My family is from Washington, DC. My grandfather came there after he had been drafted out of college for WWII. He was mistakenly sent to an all white unit. When he told them he was colored, he was sent to Texas to chop cotton, on the same base where they were keeping German officers who were prisoners of war and much better treated than my grandaddy and his unit. He applied to medical school, and was accepted. The Army announced that if you were not enrolled by a particular date, you would be sent overseas to fight. Howard & Meharry moved up their start dates, and he came to DC to start med school.
After Dr. Kind was murdered, 14th Street, 7th Street and H Street were burning. They called the National Guard. My granddad was an Army Reservist. He and his friends were ready . . . and they were told they would not be called as they didn’t believe Black soldiers would protect the city. Instead we hosted National Guardsmen from elsewhere, who slept in our pocket parks and “protected” the city.

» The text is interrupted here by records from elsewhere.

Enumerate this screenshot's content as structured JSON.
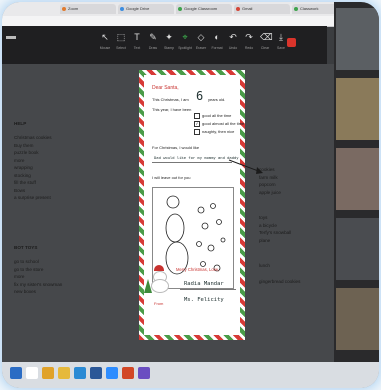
{
  "browser": {
    "tabs": [
      {
        "label": "Zoom",
        "color": "#e07b2f"
      },
      {
        "label": "Google Drive",
        "color": "#3c8de0"
      },
      {
        "label": "Google Classroom",
        "color": "#3fa34d"
      },
      {
        "label": "Gmail",
        "color": "#d44638"
      },
      {
        "label": "Classwork",
        "color": "#3fa34d"
      }
    ]
  },
  "toolbar": {
    "tools": [
      {
        "icon": "mouse-icon",
        "glyph": "↖",
        "label": "Mouse"
      },
      {
        "icon": "select-icon",
        "glyph": "⬚",
        "label": "Select"
      },
      {
        "icon": "text-icon",
        "glyph": "T",
        "label": "Text"
      },
      {
        "icon": "draw-icon",
        "glyph": "✎",
        "label": "Draw"
      },
      {
        "icon": "stamp-icon",
        "glyph": "✦",
        "label": "Stamp"
      },
      {
        "icon": "spotlight-icon",
        "glyph": "⌖",
        "label": "Spotlight"
      },
      {
        "icon": "eraser-icon",
        "glyph": "◇",
        "label": "Eraser"
      },
      {
        "icon": "format-icon",
        "glyph": "◐",
        "label": "Format"
      },
      {
        "icon": "undo-icon",
        "glyph": "↶",
        "label": "Undo"
      },
      {
        "icon": "redo-icon",
        "glyph": "↷",
        "label": "Redo"
      },
      {
        "icon": "clear-icon",
        "glyph": "⌫",
        "label": "Clear"
      },
      {
        "icon": "save-icon",
        "glyph": "⤓",
        "label": "Save"
      }
    ],
    "accent": "#3fb950",
    "close_color": "#d9342b"
  },
  "notes": {
    "help": "HELP",
    "help_list": "Christmas cookies\nBuy them\npuzzle book\nmore\nwrapping\nstocking\nfill the stuff\nBows\na surprise present",
    "toys_heading": "BOT TOYS",
    "toys_list": "go to school\ngo to the store\nmore\nfix my sister's snowman\nnew boxes",
    "right_list": "cookies\nfarm milk\npopcorn\napple juice",
    "right_list2": "toys\na bicycle\nTerfy's snowball\nplane",
    "right_list3": "lunch",
    "right_list4": "gingerbread cookies"
  },
  "letter": {
    "greeting": "Dear Santa,",
    "line1": "This Christmas, I am",
    "age": "6",
    "line1b": "years old.",
    "line2": "This year, I have been",
    "options": [
      "good all the time",
      "good almost all the time",
      "naughty, then nice"
    ],
    "checked_index": 1,
    "line3": "For Christmas, I would like",
    "answer_reply": "Dad would like for my mommy and daddy",
    "line4": "I will leave out for you",
    "sign_off": "Merry Christmas, Love,",
    "name": "Radia Mandar",
    "from_label": "From",
    "from_name": "Ms. Felicity"
  },
  "gallery": {
    "participants": [
      {
        "name": "",
        "color": "#5b5f63"
      },
      {
        "name": "",
        "color": "#8a7a5a"
      },
      {
        "name": "",
        "color": "#7a6a62"
      },
      {
        "name": "",
        "color": "#4a4c50"
      },
      {
        "name": "",
        "color": "#6d6252"
      }
    ]
  },
  "taskbar": {
    "apps": [
      {
        "icon": "windows-icon",
        "color": "#2b6cc4"
      },
      {
        "icon": "search-icon",
        "color": "#ffffff"
      },
      {
        "icon": "chrome-icon",
        "color": "#e0a22a"
      },
      {
        "icon": "explorer-icon",
        "color": "#e6b93c"
      },
      {
        "icon": "edge-icon",
        "color": "#2a8ad4"
      },
      {
        "icon": "word-icon",
        "color": "#2b5797"
      },
      {
        "icon": "zoom-icon",
        "color": "#2d8cff"
      },
      {
        "icon": "powerpoint-icon",
        "color": "#d24726"
      },
      {
        "icon": "photos-icon",
        "color": "#6a4ec1"
      }
    ]
  }
}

I was almost 12. He was killed four days before my birthday. I definitely knew who he was and what he stood for. I remember feeling that the entire world was falling apart and really wondering what kind of world would remain for me to grow up into.
I had a vague knowledge of who he was and what happened. What I remember most is his funeral procession with the casket being carried in an open cart pulled by a mule. I have a much clearer recollection of the assassination or Robert Kennedy two months later. It’s my first “I remember exactly where I was when I first found out it happened” moment. I came out in our living room expecting to see the usual morning cartoons on our tv. Instead they were showing these frantic men in suits standing at a podium asking “Is there a doctor in the house?” I’d never heard that phrase before and remember thinking how strange it sounded. Then they showed the recorded clip of Robert Kennedy lying on the floor bleeding with all these people screaming and and crying. It scared the hell out of me.
Yes, I did. I was the only white kid on an all-black block. I was also a careful listener for a five-year-old. Dr. King is still among my favorite orator. My earliest physical memory is of his funeral procession. It moves me to this day.